J’ai un scoop pour la FNAC : il est possible de créditer directement le compte de la carte de crédit.
En plus d’une image client désastreuse, est-ce qu’il y a une seule personne un peu raisonnable à la FNAC qui s'est posée la question du coût de ce processus ?
- Impression et envoi de la lettre chèque.
- Envoi par le client à sa banque.
- Traitement du chèque par la banque.
- J’avais oublié de préciser que le montant de mon achat était de 18,72 €.
Dans les deux cas, ce ne sont pas les personnes qui sont en cause, elles ont fait le mieux possible leur travail. Ce sont les processus qu’il faut revoir de fond en comble.
L’équation est simple :
Un service banalisé + un processus catastrophique = un client définitivement perdu.
Motorola
Acte 3 : tentative d’achat d’un smartphone Motorola G
Motorola a annoncé en septembre 2015 la version 3 du modèle G, un smartphone avec un excellent rapport qualité/prix. Je décide de commander la version « haut de gamme », avec 2 Go de mémoire et 16 Go de flash, pour le prix « exorbitant » de 229 € TTC, livraison comprise.

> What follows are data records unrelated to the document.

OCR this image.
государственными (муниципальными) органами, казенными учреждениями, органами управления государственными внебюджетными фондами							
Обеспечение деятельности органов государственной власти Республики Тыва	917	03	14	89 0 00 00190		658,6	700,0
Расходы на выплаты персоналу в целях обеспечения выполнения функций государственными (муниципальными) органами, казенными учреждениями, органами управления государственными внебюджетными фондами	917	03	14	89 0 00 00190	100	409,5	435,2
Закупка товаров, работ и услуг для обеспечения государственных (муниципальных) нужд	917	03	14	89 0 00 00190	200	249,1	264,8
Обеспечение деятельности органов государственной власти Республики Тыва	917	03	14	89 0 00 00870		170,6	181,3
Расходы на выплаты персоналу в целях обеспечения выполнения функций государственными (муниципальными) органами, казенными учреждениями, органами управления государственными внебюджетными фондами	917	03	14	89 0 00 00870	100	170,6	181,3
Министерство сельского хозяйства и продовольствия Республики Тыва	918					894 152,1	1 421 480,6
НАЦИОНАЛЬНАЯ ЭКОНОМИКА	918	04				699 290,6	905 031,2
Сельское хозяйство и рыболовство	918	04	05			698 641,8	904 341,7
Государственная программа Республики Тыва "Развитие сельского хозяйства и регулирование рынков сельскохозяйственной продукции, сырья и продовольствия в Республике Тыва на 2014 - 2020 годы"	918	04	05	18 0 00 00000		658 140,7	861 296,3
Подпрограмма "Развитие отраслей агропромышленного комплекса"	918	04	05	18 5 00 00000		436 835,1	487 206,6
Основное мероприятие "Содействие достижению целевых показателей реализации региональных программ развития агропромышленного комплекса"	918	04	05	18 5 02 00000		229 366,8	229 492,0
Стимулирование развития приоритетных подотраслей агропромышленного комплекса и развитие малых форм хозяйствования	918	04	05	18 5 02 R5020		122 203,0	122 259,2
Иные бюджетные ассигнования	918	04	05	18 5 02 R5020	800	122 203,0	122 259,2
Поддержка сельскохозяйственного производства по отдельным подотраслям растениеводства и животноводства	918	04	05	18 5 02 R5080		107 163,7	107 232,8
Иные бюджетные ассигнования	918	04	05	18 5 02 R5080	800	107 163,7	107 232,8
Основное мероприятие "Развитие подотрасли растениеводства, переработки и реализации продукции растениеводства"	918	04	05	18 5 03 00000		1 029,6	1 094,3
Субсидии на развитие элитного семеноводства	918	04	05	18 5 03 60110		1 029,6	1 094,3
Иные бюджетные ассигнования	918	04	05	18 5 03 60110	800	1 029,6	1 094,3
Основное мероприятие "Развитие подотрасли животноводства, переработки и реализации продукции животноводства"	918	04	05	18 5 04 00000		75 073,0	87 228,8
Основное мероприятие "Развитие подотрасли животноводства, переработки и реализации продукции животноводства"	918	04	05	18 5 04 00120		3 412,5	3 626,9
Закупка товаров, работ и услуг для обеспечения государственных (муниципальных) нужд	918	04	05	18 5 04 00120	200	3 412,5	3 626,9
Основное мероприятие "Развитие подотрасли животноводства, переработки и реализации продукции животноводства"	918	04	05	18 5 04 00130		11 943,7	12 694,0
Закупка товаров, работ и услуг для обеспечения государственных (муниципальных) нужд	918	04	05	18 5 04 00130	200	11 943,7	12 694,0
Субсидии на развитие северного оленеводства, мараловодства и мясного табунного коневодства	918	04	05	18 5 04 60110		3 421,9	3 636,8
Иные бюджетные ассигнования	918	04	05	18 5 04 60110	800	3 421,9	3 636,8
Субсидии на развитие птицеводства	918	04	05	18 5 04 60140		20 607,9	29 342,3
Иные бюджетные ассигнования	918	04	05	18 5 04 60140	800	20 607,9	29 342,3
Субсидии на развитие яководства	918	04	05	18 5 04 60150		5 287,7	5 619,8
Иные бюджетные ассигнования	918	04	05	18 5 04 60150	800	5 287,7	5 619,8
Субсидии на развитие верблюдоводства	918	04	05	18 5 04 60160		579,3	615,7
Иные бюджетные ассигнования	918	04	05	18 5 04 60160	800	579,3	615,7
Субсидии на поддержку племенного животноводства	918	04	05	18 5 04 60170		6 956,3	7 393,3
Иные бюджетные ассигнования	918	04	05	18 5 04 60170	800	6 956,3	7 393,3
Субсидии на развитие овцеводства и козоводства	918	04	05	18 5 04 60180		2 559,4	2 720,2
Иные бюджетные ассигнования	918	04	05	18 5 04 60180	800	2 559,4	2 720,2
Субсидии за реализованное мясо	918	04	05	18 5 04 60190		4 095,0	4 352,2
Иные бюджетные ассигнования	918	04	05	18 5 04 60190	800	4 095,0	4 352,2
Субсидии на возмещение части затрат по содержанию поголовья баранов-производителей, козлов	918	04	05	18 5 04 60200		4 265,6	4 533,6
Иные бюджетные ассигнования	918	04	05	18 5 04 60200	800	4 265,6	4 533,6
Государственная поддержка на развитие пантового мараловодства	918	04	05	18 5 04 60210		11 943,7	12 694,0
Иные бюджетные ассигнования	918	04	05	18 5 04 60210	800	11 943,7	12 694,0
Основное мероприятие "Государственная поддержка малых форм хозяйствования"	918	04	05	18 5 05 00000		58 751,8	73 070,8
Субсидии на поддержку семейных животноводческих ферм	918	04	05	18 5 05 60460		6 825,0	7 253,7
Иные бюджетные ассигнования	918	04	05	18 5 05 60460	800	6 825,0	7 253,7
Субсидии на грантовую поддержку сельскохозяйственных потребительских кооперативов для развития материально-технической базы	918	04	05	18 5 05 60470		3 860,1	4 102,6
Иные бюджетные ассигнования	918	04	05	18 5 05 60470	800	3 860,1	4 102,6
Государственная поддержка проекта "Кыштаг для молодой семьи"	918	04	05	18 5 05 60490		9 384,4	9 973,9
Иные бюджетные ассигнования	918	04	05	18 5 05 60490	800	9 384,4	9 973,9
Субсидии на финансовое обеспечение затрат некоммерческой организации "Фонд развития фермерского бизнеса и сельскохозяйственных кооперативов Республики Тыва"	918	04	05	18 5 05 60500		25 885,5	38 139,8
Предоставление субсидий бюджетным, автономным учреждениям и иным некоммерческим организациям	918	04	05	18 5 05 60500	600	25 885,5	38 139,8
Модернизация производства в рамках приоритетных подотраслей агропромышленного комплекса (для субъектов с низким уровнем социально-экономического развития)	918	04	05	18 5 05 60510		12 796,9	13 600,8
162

Je profite aussi d’un sympathique service de personnalisation pour choisir quelques options comme la couleur du dos.
La commande se déroule sans encombre et l’on m’annonce un délai de livraison de 15 jours, car la demande est forte.
Surprise ! Le lendemain je reçois un courriel m’annonçant que ma commande est « en suspens ».
J’appelle donc le numéro indiqué (payant !!) et une personne, encore une fois prête à m’aider le mieux possible, m’explique que ma commande ne peut être honorée, car j’ai... payé sur le site français avec une carte Visa... espagnole. Je ne savais pas qu’Arnaud Montebourg était conseiller de Motorola France pour pratiquer le « traité en France ».
Nous sommes en 2015 ! Ce n’était pas une carte de crédit grecque ! Il ne doit pas être impossible de détecter l’origine de ma carte au moment du paiement pour me prévenir que je dois utiliser une carte française !
Je propose gentiment de lui donner par téléphone les numéros de ma carte française. Réponse : c’est impossible, il faut annuler la commande et retourner sur le site Motorola pour reprendre à zéro tout le... processus de commande.
Je suis enchanté de la réponse ? Non, mais j’accepte de repasser commande, car j’ai bien compris qu’il n’y a pas d’alternative. Je pose la question sur la date de livraison et on m’annonce qu’elle sera probablement décalée.
Acte 4 : deuxième tentative d’achat du même smartphone Motorola G
Plein de bonne volonté, je repasse ma commande en prenant soin de payer avec une carte Visa française.
Surprise ! Le lendemain, je reçois à nouveau le même message de mise en suspens de ma commande.
Très perplexe, je retourne sur le site voir l’état de ma commande et j’ai le plaisir de lire qu’elle est « Cancelled » (annulée) alors que le courriel parle de « en suspens ».
- Est-ce trop demander à Motorola France de mettre « annulée » au lieu de « cancelled », quand tout le reste du texte est en français ?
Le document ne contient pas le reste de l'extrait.